Antes que nos acusem de sermos racistas, algo que até foi lançado contra o filme anterior, destaquemos um dos filmes fundamentais do movimento afro-americano: Do the right thing, de Spike Lee, abre com uma mulher, a actriz Rosie Perez, dançando. Ao som de Fight the power, dos Public Enemy. Podia ser simplesmente isto, mas é um acto que condensa logo toda a importância e temática desta obra: a estética, o movimento, o cruzamento perfeito da emancipação negra e do cinema. Fã de musicais, Lee quis que Perez dançasse defronte da projecção de imagens de Brooklyn, onde decorre a acção do filme. O espectador quase consegue sentir de imediato o calor do dia que aí vem…
Começámos com Saul Bass. Terminamos com a prova de que este notável artista continuou a inspirar outros depois da sua morte. Catch me if you can, de Steven Spielberg, é old school de várias maneiras, desde a banda Sonora jazz de John Williams até à evocação dos anos 50 e 60. A sequência de créditos reflecte esse espírito, e o título do filme, num jogo de gato e rato entre duas personagens.
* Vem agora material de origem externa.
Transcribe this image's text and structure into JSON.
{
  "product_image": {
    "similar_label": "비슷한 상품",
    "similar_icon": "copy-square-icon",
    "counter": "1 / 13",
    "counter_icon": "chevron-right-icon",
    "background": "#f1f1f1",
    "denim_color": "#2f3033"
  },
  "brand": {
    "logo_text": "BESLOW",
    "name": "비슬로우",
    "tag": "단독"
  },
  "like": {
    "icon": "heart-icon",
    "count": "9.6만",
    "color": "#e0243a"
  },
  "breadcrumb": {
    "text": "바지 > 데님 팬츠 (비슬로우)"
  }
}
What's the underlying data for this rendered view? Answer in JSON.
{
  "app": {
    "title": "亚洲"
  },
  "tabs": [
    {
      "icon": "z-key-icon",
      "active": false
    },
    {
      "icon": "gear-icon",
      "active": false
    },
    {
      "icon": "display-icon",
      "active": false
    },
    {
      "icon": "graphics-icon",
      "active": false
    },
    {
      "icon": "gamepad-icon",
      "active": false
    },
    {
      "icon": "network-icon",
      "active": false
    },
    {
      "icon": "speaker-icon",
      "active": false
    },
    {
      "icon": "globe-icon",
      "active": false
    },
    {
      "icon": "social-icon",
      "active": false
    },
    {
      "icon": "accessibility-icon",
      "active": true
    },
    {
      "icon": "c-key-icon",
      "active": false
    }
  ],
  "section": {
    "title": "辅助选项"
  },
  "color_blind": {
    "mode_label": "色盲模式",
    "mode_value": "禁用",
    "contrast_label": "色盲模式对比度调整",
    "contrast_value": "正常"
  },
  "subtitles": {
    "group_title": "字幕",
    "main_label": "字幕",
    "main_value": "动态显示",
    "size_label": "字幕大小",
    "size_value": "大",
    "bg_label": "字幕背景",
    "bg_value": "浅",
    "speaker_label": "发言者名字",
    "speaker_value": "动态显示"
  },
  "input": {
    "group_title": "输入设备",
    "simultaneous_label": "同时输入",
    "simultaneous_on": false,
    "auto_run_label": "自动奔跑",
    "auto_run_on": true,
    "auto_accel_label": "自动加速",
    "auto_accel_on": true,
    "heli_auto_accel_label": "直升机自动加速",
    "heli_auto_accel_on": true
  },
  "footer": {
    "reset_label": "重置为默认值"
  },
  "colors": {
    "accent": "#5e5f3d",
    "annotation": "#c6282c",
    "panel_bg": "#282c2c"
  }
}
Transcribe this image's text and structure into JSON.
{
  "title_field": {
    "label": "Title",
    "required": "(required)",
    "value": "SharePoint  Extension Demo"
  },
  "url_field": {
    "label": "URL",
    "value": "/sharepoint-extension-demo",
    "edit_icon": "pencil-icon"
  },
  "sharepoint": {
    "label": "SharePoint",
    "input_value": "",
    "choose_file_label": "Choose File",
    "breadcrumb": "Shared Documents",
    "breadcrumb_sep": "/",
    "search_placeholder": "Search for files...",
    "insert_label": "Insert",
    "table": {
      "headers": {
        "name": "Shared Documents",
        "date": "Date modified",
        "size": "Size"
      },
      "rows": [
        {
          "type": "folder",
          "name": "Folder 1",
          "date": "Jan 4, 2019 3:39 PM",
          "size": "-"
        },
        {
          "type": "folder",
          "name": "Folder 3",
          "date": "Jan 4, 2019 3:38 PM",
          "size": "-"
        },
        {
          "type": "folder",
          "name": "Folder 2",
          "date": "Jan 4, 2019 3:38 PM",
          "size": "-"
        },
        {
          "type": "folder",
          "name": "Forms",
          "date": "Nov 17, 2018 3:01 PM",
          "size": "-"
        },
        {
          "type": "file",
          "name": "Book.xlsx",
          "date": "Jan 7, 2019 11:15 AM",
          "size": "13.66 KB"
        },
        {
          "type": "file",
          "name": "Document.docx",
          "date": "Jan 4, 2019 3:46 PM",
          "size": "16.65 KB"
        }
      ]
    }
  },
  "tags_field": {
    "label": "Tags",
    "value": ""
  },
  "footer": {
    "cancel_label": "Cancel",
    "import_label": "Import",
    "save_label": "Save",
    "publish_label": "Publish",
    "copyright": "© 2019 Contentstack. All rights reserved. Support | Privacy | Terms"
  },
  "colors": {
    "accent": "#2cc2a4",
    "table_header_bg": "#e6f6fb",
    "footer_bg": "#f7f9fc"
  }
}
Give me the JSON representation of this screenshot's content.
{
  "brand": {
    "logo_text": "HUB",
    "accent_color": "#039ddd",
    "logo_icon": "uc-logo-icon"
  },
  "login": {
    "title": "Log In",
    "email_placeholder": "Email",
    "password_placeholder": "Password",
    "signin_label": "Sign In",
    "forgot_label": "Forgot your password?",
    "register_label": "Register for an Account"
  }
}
As linhas são estilizadas, as transições entre segmentos inventivas e fluidas, o ritmo simplesmente perfeito. Começa com a perfeição do mundo de um homem habituado a enganar, até se dissolver revelando a sua verdade mais negra e escondida. Desenhado pela equipa francesa Deygas/Kuntzel, é a prova de que uma ideia boa é clássica e não ultrapassada. Como as grandes aberturas que aqui recordámos, o que interessa, sempre e eternamente, é o Cinema.